Every team that has lived through this learns the same lesson: the fields you didn't capture are the fields that mattered. The model version, the prompt hash, the full tool result — these are not exotic asks. They cost a few extra lines per span. The reason they get skipped is that nothing has gone wrong yet, and the team is shipping features. The day something goes wrong, the cost of not having them is paid in trust, not in engineering hours.

Standards are converging. The OpenTelemetry GenAI semantic conventions give you a portable schema for the model-call surface. An IETF draft on agent audit trails proposes a JSON record format for autonomous AI systems. The EU AI Act mandates automatic recording of events for high-risk AI systems starting in August 2026. The shape of the recorder is no longer a research question. The question is whether you wire it up before or after the incident that forces you to.

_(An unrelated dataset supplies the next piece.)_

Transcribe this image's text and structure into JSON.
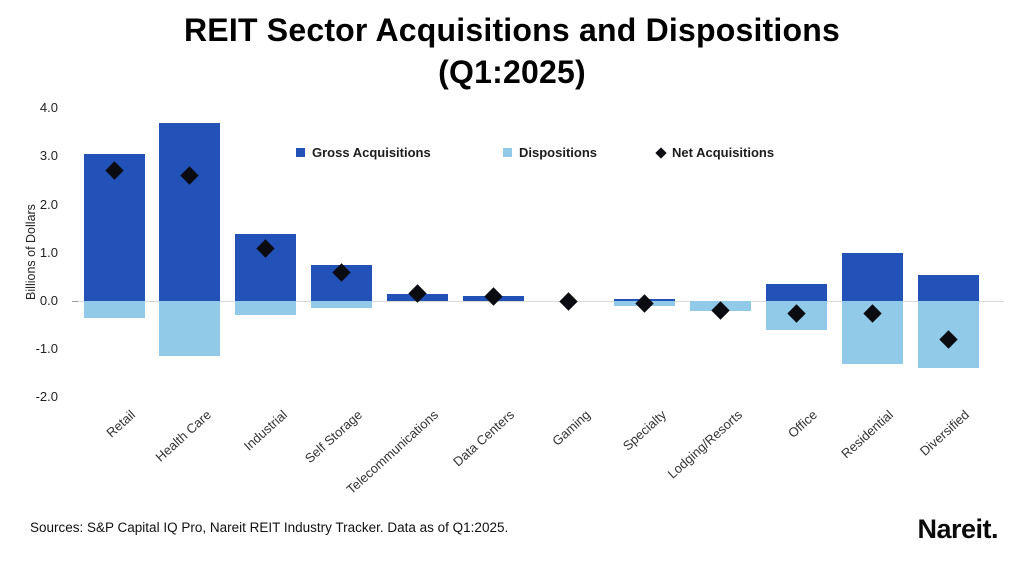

The cheapest version of this is a wrapper around your provider SDK that adds the eight fields above to a structured log line and writes to an append-only bucket with a 90-day lifecycle. The expensive version is a full agent harness with replay-based CI, content-addressable prompt and tool registries, and a tiered sampling policy keyed to risk class. Most teams need somewhere between. None of them need zero. The agent is a non-deterministic distributed system. Treat its trace the way payments treat their ledger — and the day the call comes in asking "why did it do that," you will have an answer.